Rupiah Terlemah Kedua di Asia, dengan Catatan...
Hidayat Setiaji, CNBC Indonesia
13 November 2018 08:38

Jakarta, CNBC Indonesia - Nilai tukar rupiah terhadap dolar Amerika Serikat (AS) kembali melemah. Minimnya sentimen positif dari dalam negeri membuat rupiah terseret arus penguatan dolar AS yang terjadi secara global.
Pada Selasa (13/11/2018), US$ 1 setara dengan Rp 14.835 kala pembukaan pasar spot. Rupiah melemah 0,17% dibandingkan posisi penutupan perdagangan hari sebelumnya.
Seiring perjalanan pasar, depresiasi rupiah bertambah dalam.
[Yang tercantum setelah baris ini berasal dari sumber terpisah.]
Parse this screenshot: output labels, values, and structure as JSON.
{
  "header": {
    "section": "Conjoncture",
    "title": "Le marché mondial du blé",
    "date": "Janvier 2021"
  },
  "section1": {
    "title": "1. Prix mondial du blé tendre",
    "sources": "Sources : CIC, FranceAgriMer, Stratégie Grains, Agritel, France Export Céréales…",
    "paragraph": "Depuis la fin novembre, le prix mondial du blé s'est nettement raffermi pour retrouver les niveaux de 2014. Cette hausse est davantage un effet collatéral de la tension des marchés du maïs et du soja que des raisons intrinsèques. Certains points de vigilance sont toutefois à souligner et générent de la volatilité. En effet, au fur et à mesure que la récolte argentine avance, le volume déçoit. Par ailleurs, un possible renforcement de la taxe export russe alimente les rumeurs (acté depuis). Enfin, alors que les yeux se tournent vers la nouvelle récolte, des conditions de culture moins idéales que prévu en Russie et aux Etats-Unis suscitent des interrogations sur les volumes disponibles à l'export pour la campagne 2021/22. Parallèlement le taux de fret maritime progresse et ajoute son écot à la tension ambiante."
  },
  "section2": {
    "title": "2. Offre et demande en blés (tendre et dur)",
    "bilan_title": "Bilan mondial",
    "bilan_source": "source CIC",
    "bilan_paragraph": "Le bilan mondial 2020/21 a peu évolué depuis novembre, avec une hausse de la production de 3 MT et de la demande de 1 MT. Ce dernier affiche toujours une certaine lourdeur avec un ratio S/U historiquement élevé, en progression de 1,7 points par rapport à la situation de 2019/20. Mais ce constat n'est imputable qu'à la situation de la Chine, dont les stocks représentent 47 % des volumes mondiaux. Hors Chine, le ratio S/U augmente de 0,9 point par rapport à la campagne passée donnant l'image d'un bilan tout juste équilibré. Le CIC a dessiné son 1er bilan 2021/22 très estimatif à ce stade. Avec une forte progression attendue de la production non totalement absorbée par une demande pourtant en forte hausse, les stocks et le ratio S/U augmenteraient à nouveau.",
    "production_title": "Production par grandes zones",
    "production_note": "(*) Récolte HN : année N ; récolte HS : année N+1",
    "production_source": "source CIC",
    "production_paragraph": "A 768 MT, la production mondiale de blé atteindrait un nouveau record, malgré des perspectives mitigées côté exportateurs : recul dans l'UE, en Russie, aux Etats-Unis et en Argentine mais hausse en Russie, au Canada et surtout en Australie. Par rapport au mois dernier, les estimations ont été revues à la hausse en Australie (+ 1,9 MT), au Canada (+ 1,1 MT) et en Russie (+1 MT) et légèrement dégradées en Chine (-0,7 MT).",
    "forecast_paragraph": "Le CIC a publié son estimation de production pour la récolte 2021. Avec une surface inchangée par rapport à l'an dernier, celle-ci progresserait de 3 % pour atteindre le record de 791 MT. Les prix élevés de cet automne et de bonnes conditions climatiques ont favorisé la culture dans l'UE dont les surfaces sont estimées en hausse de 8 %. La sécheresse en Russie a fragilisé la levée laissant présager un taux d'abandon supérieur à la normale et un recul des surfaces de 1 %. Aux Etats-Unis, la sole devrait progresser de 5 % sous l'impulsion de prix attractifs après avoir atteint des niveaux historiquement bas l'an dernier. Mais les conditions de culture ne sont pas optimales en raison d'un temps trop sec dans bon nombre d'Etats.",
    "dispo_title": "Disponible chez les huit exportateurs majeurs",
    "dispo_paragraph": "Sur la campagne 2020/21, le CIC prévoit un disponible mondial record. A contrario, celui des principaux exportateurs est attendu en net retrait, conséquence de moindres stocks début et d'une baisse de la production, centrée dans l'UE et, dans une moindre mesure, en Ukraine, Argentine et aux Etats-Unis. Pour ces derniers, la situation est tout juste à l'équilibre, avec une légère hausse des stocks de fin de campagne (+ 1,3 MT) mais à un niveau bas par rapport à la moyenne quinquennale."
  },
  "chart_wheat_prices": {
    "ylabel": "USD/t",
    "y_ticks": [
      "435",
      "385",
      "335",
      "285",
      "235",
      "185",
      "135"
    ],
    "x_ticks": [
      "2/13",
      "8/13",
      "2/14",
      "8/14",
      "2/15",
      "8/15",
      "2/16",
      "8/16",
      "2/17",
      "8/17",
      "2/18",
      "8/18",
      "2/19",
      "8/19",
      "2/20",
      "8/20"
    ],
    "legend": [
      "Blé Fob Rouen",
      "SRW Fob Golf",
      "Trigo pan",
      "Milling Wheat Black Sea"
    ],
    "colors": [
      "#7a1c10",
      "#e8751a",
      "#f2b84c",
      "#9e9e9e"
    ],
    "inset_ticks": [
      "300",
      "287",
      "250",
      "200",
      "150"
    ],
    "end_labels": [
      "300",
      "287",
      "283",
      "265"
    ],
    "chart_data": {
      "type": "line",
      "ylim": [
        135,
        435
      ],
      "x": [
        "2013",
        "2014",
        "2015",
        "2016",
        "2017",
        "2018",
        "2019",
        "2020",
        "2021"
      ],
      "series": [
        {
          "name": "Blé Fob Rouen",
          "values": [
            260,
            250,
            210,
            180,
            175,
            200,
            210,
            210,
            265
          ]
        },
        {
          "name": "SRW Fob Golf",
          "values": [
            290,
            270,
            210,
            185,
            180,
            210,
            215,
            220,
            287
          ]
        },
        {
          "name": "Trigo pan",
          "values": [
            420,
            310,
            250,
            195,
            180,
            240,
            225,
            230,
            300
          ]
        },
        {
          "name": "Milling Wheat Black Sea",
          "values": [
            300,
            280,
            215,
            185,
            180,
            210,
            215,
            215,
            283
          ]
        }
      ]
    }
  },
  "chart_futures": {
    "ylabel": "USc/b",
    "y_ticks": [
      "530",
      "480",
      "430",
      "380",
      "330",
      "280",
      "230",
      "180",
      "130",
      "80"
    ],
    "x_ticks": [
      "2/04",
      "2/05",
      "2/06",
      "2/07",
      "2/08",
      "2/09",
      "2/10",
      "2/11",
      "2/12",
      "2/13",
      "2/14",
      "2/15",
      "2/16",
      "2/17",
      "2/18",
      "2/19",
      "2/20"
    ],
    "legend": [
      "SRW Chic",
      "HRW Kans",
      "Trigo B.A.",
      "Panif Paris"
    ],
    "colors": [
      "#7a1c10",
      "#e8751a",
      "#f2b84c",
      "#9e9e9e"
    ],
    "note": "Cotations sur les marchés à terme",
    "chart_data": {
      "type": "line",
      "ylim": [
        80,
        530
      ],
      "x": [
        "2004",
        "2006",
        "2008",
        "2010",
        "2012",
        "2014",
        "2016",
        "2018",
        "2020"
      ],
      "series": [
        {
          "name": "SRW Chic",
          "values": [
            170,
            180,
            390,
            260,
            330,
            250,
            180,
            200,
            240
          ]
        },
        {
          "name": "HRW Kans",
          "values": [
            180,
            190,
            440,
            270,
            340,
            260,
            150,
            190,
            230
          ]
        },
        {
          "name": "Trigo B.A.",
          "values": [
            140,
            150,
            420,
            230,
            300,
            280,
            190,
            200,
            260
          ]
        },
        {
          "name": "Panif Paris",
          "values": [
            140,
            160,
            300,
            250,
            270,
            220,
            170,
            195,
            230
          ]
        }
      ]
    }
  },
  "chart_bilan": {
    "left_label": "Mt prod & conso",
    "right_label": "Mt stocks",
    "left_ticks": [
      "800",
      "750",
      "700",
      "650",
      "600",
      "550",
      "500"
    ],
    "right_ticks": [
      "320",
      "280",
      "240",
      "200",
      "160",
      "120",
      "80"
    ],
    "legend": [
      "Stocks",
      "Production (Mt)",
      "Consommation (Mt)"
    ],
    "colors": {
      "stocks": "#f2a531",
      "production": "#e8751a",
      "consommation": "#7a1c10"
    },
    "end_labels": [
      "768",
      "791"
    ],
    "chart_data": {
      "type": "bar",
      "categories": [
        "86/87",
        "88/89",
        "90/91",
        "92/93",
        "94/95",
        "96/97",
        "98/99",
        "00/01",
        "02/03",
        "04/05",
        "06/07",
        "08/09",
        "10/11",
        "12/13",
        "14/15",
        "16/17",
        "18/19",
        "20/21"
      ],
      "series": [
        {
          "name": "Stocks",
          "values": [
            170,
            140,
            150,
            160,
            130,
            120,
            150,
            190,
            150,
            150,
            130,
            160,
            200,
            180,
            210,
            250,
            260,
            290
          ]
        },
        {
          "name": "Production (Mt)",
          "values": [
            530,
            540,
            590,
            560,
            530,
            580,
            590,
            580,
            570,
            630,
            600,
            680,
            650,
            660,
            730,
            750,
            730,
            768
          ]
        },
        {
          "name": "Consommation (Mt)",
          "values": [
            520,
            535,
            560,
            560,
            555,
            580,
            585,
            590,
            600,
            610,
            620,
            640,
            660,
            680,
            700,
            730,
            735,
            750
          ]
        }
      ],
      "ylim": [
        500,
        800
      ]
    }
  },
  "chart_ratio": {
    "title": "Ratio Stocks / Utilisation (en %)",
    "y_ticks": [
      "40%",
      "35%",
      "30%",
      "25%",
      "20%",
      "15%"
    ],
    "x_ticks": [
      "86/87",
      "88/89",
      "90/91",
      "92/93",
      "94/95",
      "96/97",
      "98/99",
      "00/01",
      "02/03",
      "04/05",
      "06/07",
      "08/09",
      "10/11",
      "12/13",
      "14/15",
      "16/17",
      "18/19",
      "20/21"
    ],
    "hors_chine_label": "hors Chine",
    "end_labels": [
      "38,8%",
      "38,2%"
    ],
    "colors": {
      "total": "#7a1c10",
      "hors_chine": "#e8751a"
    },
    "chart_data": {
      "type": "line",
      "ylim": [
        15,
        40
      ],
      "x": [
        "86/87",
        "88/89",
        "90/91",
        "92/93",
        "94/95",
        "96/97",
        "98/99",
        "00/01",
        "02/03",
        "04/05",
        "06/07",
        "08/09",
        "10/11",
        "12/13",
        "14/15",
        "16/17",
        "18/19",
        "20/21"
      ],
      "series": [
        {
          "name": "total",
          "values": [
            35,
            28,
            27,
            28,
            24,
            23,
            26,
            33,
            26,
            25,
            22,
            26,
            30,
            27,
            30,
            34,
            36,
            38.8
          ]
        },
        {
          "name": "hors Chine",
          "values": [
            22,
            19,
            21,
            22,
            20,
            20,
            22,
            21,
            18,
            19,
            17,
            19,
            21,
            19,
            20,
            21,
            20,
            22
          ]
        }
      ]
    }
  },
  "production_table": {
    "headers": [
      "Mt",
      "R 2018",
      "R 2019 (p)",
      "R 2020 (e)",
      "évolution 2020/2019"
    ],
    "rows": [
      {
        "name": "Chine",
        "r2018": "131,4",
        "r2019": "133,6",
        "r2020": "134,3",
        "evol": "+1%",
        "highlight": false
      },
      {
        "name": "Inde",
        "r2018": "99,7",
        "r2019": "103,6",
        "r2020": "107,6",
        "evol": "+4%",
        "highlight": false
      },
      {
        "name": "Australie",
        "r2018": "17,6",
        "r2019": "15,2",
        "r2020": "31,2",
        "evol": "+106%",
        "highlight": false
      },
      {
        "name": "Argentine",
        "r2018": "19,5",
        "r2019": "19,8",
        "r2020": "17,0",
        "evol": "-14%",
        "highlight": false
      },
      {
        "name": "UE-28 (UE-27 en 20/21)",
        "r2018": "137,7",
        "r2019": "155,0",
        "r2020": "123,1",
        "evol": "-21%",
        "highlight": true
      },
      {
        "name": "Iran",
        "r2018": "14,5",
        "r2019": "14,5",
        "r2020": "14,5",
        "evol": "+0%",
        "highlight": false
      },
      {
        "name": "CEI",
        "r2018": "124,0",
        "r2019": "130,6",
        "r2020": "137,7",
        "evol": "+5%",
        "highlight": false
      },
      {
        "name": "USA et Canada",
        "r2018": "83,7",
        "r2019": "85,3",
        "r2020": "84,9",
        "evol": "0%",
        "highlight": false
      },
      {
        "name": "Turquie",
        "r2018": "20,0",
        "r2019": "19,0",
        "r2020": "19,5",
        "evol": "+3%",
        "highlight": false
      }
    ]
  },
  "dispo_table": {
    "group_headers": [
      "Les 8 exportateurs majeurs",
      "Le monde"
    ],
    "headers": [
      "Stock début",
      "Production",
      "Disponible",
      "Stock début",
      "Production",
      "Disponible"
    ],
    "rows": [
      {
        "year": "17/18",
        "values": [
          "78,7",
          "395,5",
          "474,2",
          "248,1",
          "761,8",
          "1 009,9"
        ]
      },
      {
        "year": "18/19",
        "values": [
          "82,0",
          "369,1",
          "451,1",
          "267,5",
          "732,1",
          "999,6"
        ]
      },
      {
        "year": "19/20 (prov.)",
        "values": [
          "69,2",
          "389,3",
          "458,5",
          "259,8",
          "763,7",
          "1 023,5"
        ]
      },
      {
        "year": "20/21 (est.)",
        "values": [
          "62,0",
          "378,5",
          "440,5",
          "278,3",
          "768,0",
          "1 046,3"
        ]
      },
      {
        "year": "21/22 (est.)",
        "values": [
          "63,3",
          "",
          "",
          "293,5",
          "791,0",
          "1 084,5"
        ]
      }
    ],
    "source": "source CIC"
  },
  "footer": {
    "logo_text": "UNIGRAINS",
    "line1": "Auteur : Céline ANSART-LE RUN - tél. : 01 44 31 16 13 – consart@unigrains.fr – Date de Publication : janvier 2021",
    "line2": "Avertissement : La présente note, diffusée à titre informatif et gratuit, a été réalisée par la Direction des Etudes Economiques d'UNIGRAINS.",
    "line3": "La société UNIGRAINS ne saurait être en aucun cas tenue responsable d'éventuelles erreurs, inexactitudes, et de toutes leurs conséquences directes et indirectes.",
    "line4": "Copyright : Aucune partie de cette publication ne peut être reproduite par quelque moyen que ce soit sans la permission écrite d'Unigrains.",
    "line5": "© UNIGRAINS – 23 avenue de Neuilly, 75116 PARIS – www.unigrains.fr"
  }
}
Pada pukul 08:16 WIB, US$ 1 dihargai Rp 14.845 di mana rupiah melemah 0,24%.
Kemarin, rupiah mengakhiri hari dengan pelemahan 0,89%. Sudah 2 hari beruntun rupiah melemah cukup dalam, bahkan menjadi mata uang dengan pelemahan terdalam di Asia.
Pagi ini, sayangnya dolar AS masih jumawa di Asia. Mayoritas mata uang Asia tidak berdaya di hadapan greenback, kecuali yen Jepang dan baht Thailand.
Dengan depresiasi 0,24%, rupiah jadi mata uang terlemah kedua di Asia setelah rupee India. Namun dengan catatan, pasar valas India belum dibuka sehingga pelemahan rupee masih menunjukkan posisi kemarin. Ketika pasar valas Negeri Bollywood dibuka, entah apakah rupiah masih menjadi terlemah kedua atau malah menjadi yang paling lemah di Benua Kuning.
Berikut perkembangan kurs dolar AS terhadap sejumlah mata uang utama Asia pada pukul 08:20 WIB:
(BERLANJUT KE HALAMAN 2)
Dolar AS tidak hanya perkasa di Asia, tetapi penguatannya sudah mengglobal. Pada pukul 08:23 WIB, Dollar Index (yang menggambarkan posisi greenback secara relatif di hadapan enam mata uang utama dunia) menguat 0,04%.
Melihat yen yang juga menguat, sepertinya investor memang sedang memilih bermain aman. Aset-aset berisiko mengalami tekanan jual dan aliran dana mengarah ke safe haven, dalam hal ini dolar AS dan yen Jepang.
Tidak hanya mata uang negara-negara berkembang Asia, instrumen berisiko seperti saham pun ramai-ramai dilepas. Bursa saham Asia menjelma menjadi lautan merah, seperti Wall Street yang dini hari tadi waktu Indonesia anjlok cukup dalam. Pada pukul 08:26 WIB, Indeks Nikkei 225 amblas 3,43%, Kospi jatuh 1,92%, Straits Times ambrol 1,14%, dan KLCI (Malaysia) turun 0,67%.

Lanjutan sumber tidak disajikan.